Le fait que le même sujet puisse adopter des formes de conscience très différentes entraîne à son tour à se demander ce qui fait son identité. A ce point de l'étude la réflexion devra quitter le terrain où l'observation pouvait encore lui fournir des éléments, pour s'engager dans la voie de la spéculation nécessaire à la cohérence des résultats acquis. Si en effet nous voulons préserver l'identité du sujet tout en maintenant l'existence de consciences différentes pour un même sujet, il devient alors nécessaire de considérer que la notion d'inconscient est, en ce qui concerne le rêve, une notion relative : ce qui est inconscient pour un état donné du sujet, ne l'est probablement pas pour un autre état, en ce sens que différents états de consciences conscients d'eux-mêmes, mais inconscients les uns des autres, pourraient coexister chez un même sujet. Il ne s'agit bien sûr que d'une hypothèse qui nous permettra de rendre compte d'un certain nombre de difficultés autrement insurmontables.

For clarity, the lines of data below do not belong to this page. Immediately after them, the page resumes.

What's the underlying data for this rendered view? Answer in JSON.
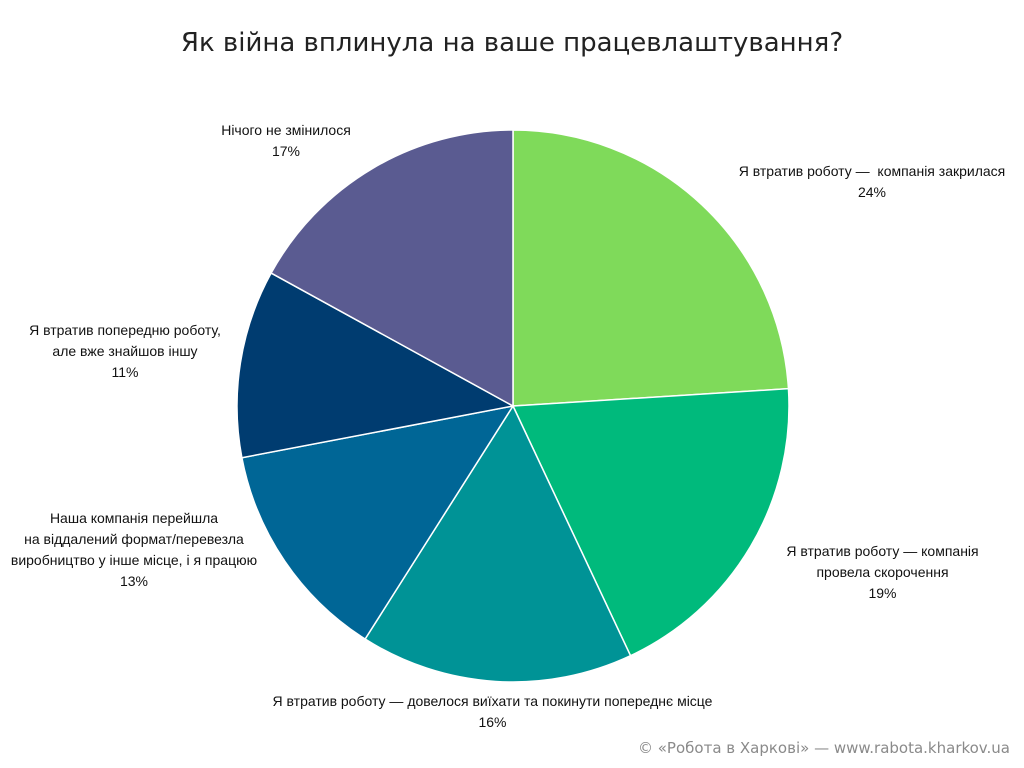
{
  "chart_data": {
    "type": "pie",
    "title": "Як війна вплинула на ваше працевлаштування?",
    "categories": [
      "Я втратив роботу —  компанія закрилася",
      "Я втратив роботу — компанія\nпровела скорочення",
      "Я втратив роботу — довелося виїхати та покинути попереднє місце",
      "Наша компанія перейшла\nна віддалений формат/перевезла\nвиробництво у інше місце, і я працюю",
      "Я втратив попередню роботу,\nале вже знайшов іншу",
      "Нічого не змінилося"
    ],
    "values": [
      24,
      19,
      16,
      13,
      11,
      17
    ],
    "data_labels": [
      "24%",
      "19%",
      "16%",
      "13%",
      "11%",
      "17%"
    ],
    "colors": [
      "#7fda5a",
      "#00ba7c",
      "#009396",
      "#006696",
      "#003c70",
      "#5a5b91"
    ],
    "legend": "none"
  },
  "footer": {
    "copyright": "© «Робота в Харкові» — www.rabota.kharkov.ua"
  }
}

Nous essaierons de montrer que, puisque l'activité de la conscience est plus étendue qu'on ne l'avait cru généralement, cette hypothèse non seulement n'est pas incompatible avec cette activité mais acquiert un certain caractère de nécessité, et qu'on peut même envisager une sorte d'intégration de ces différentes consciences (et pas seulement des éléments inconscients) d'une même identité. Nous examinerons ce qui semble correspondre à cela pour donner une portée plus positive à notre hypothèse.

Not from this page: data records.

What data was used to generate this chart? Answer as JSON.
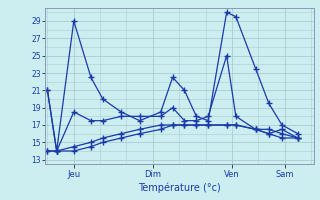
{
  "background_color": "#cceef0",
  "grid_color": "#aacccc",
  "line_color": "#1a3aaa",
  "xlabel": "Température (°c)",
  "xtick_labels": [
    "Jeu",
    "Dim",
    "Ven",
    "Sam"
  ],
  "xtick_positions": [
    1,
    4,
    7,
    9
  ],
  "yticks": [
    13,
    15,
    17,
    19,
    21,
    23,
    25,
    27,
    29
  ],
  "ylim": [
    12.5,
    30.5
  ],
  "xlim": [
    -0.1,
    10.1
  ],
  "series": [
    {
      "x": [
        0.0,
        0.35,
        1.0,
        1.65,
        2.1,
        2.8,
        3.5,
        4.3,
        4.75,
        5.2,
        5.65,
        6.1,
        6.8,
        7.15,
        7.9,
        8.4,
        8.9,
        9.5
      ],
      "y": [
        21,
        14,
        29,
        22.5,
        20,
        18.5,
        17.5,
        18.5,
        22.5,
        21,
        18,
        17.5,
        30,
        29.5,
        23.5,
        19.5,
        17,
        16
      ]
    },
    {
      "x": [
        0.0,
        0.35,
        1.0,
        1.65,
        2.1,
        2.8,
        3.5,
        4.3,
        4.75,
        5.2,
        5.65,
        6.1,
        6.8,
        7.15,
        7.9,
        8.4,
        8.9,
        9.5
      ],
      "y": [
        21,
        14,
        18.5,
        17.5,
        17.5,
        18,
        18,
        18,
        19,
        17.5,
        17.5,
        18,
        25,
        18,
        16.5,
        16,
        16.5,
        15.5
      ]
    },
    {
      "x": [
        0.0,
        0.35,
        1.0,
        1.65,
        2.1,
        2.8,
        3.5,
        4.3,
        4.75,
        5.2,
        5.65,
        6.1,
        6.8,
        7.15,
        7.9,
        8.4,
        8.9,
        9.5
      ],
      "y": [
        14,
        14,
        14,
        14.5,
        15,
        15.5,
        16,
        16.5,
        17,
        17,
        17,
        17,
        17,
        17,
        16.5,
        16.5,
        16,
        15.5
      ]
    },
    {
      "x": [
        0.0,
        0.35,
        1.0,
        1.65,
        2.1,
        2.8,
        3.5,
        4.3,
        4.75,
        5.2,
        5.65,
        6.1,
        6.8,
        7.15,
        7.9,
        8.4,
        8.9,
        9.5
      ],
      "y": [
        14,
        14,
        14.5,
        15,
        15.5,
        16,
        16.5,
        17,
        17,
        17,
        17,
        17,
        17,
        17,
        16.5,
        16,
        15.5,
        15.5
      ]
    }
  ]
}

Comme on le voit, notre propos est double : montrer que tout en appartenant au même sujet la conscience du rêveur lucide peut ne pas être celle du sujet éveillé, et dans le même mouvement assurer la cohérence spéculative de cette thèse en posant la relativité de la notion d'inconscient. Tout cela suppose bien sûr un examen de ces types d'expériences de rêves où se produit cette activité de la conscience et dont le compte rendu est encore peu courant. Cet examen lui-même demande que l'existence du rêve lucide soit sinon prouvée, du moins reconnue. En ce sens il faut non seulement s'assurer que ce qu'on présente comme un fait n'est pas le résultat d'une mauvaise interprétation mais aussi qu'il correspond bien aux descriptions que l'on en donne. A son tour cette dernière exigence suppose ces descriptions, et pour cette raison le présent travail contiendra nécessairement de nombreux récits de rêves lucides présentés dans leurs diverses dimensions.

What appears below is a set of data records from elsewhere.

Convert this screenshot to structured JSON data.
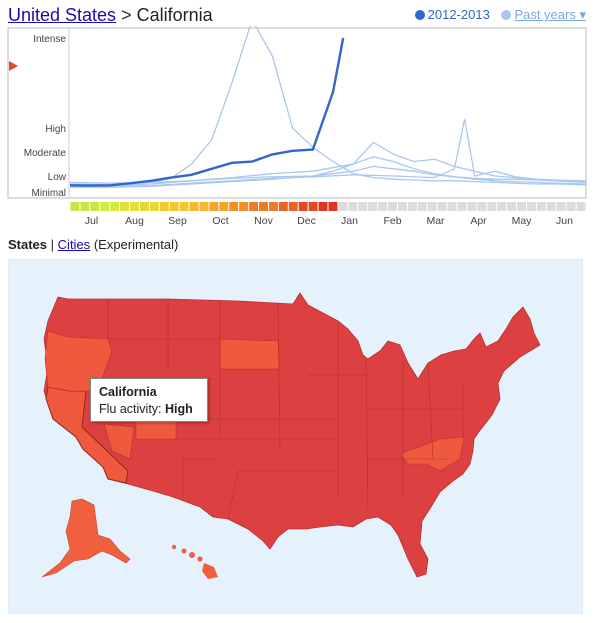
{
  "header": {
    "country_link": "United States",
    "separator": ">",
    "region": "California"
  },
  "legend": {
    "current_label": "2012-2013",
    "past_label": "Past years ▾",
    "current_color": "#3366cc",
    "past_color": "#a9c8ee"
  },
  "chart_data": {
    "type": "line",
    "y_levels": [
      "Intense",
      "High",
      "Moderate",
      "Low",
      "Minimal"
    ],
    "months": [
      "Jul",
      "Aug",
      "Sep",
      "Oct",
      "Nov",
      "Dec",
      "Jan",
      "Feb",
      "Mar",
      "Apr",
      "May",
      "Jun"
    ],
    "week_count": 52,
    "current_weeks_shown": 27,
    "intensity_colors": [
      "#c7e64a",
      "#d4ea3c",
      "#e0e23a",
      "#e8d536",
      "#f0c832",
      "#f4b92e",
      "#f5a52b",
      "#f28f28",
      "#ee7926",
      "#e96324",
      "#e34c22",
      "#dd3621"
    ],
    "current_season": {
      "name": "2012-2013",
      "x": [
        0,
        2,
        4,
        6,
        8,
        10,
        12,
        14,
        16,
        18,
        20,
        22,
        24,
        26,
        27
      ],
      "y": [
        0.42,
        0.4,
        0.42,
        0.55,
        0.7,
        0.9,
        1.05,
        1.3,
        1.55,
        1.6,
        1.9,
        2.05,
        2.1,
        3.4,
        4.0
      ]
    },
    "past_seasons": [
      {
        "name": "past-1",
        "x": [
          0,
          4,
          8,
          10,
          12,
          14,
          16,
          18,
          20,
          22,
          24,
          26,
          28,
          30,
          32,
          34,
          36,
          38,
          40,
          42,
          44,
          46,
          48,
          51
        ],
        "y": [
          0.5,
          0.45,
          0.6,
          0.85,
          1.5,
          2.5,
          3.5,
          4.2,
          3.8,
          3.0,
          2.2,
          1.6,
          1.1,
          0.9,
          0.8,
          0.75,
          0.7,
          0.7,
          0.65,
          0.6,
          0.55,
          0.5,
          0.5,
          0.45
        ]
      },
      {
        "name": "past-2",
        "x": [
          0,
          4,
          8,
          12,
          16,
          20,
          24,
          28,
          30,
          32,
          34,
          36,
          38,
          40,
          42,
          44,
          46,
          48,
          51
        ],
        "y": [
          0.4,
          0.4,
          0.5,
          0.7,
          0.9,
          1.1,
          1.2,
          1.5,
          2.4,
          1.9,
          1.6,
          1.7,
          1.4,
          1.2,
          1.0,
          0.9,
          0.8,
          0.7,
          0.6
        ]
      },
      {
        "name": "past-3",
        "x": [
          0,
          4,
          8,
          12,
          16,
          20,
          24,
          28,
          30,
          32,
          34,
          36,
          38,
          40,
          42,
          44,
          46,
          48,
          51
        ],
        "y": [
          0.6,
          0.55,
          0.6,
          0.7,
          0.85,
          0.95,
          1.0,
          1.2,
          1.4,
          1.3,
          1.2,
          1.05,
          0.95,
          0.85,
          0.8,
          0.8,
          0.75,
          0.7,
          0.6
        ]
      },
      {
        "name": "past-4",
        "x": [
          0,
          4,
          8,
          12,
          16,
          20,
          24,
          26,
          28,
          30,
          32,
          34,
          36,
          38,
          40,
          42,
          44,
          46,
          48,
          51
        ],
        "y": [
          0.3,
          0.3,
          0.35,
          0.5,
          0.65,
          0.8,
          1.0,
          1.2,
          1.5,
          1.8,
          1.6,
          1.3,
          1.1,
          0.95,
          0.8,
          0.7,
          0.65,
          0.6,
          0.55,
          0.5
        ]
      },
      {
        "name": "past-5",
        "x": [
          0,
          4,
          8,
          12,
          16,
          20,
          24,
          28,
          32,
          36,
          38,
          39,
          40,
          42,
          44,
          46,
          48,
          51
        ],
        "y": [
          0.35,
          0.35,
          0.4,
          0.55,
          0.7,
          0.85,
          0.95,
          1.05,
          1.0,
          0.9,
          1.3,
          3.1,
          1.0,
          1.2,
          0.95,
          0.8,
          0.75,
          0.7
        ]
      }
    ]
  },
  "tabs": {
    "states_label": "States",
    "divider": "|",
    "cities_label": "Cities",
    "experimental_label": "(Experimental)"
  },
  "map": {
    "ocean_color": "#e6f2fb",
    "high_color": "#dd4040",
    "elevated_color": "#ef5a3f",
    "selected_state": "California",
    "alaska_color": "#f0603e",
    "hawaii_color": "#f0603e"
  },
  "tooltip": {
    "state": "California",
    "activity_label": "Flu activity:",
    "activity_value": "High"
  }
}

Pour cela il nous faudra d'abord, dans une première partie, donner les conditions de possibilité du rêve lucide c'est-à-dire comprendre dans quelles circonstances historiques a été entreprise la recherche, quelles descriptions et définitions du phénomène permettent d'en faire un objet d'étude, comment il est induit, ce qui est une condition à la fois de l'affirmation de son existence et de son observation, et les formes que prend l'expérience du rêveur. Il nous faudra ensuite examiner, dans une deuxième partie, ce que nous apprend l'exploration du rêve lucide aussi bien en ce qui concerne le rêve lui-même que ses rapports avec l'imaginaire culturel (c'est-à-dire la façon dont il y transparaît et ce qu'il permet d'y expliquer) qu'avec la réflexion scientifique. Alors seulement, munis de ces données, il sera possible, dans une troisième partie, d'examiner les implications théoriques des phénomènes qui se seront présentés ainsi à nous, ce qui nous amènera nécessairement à remettre en question un certain nombres d'idées sur le rêve et sur la conscience qui se révèlent insuffisantes et à proposer de nouveaux fondements pour la compréhension du phénomène onirique.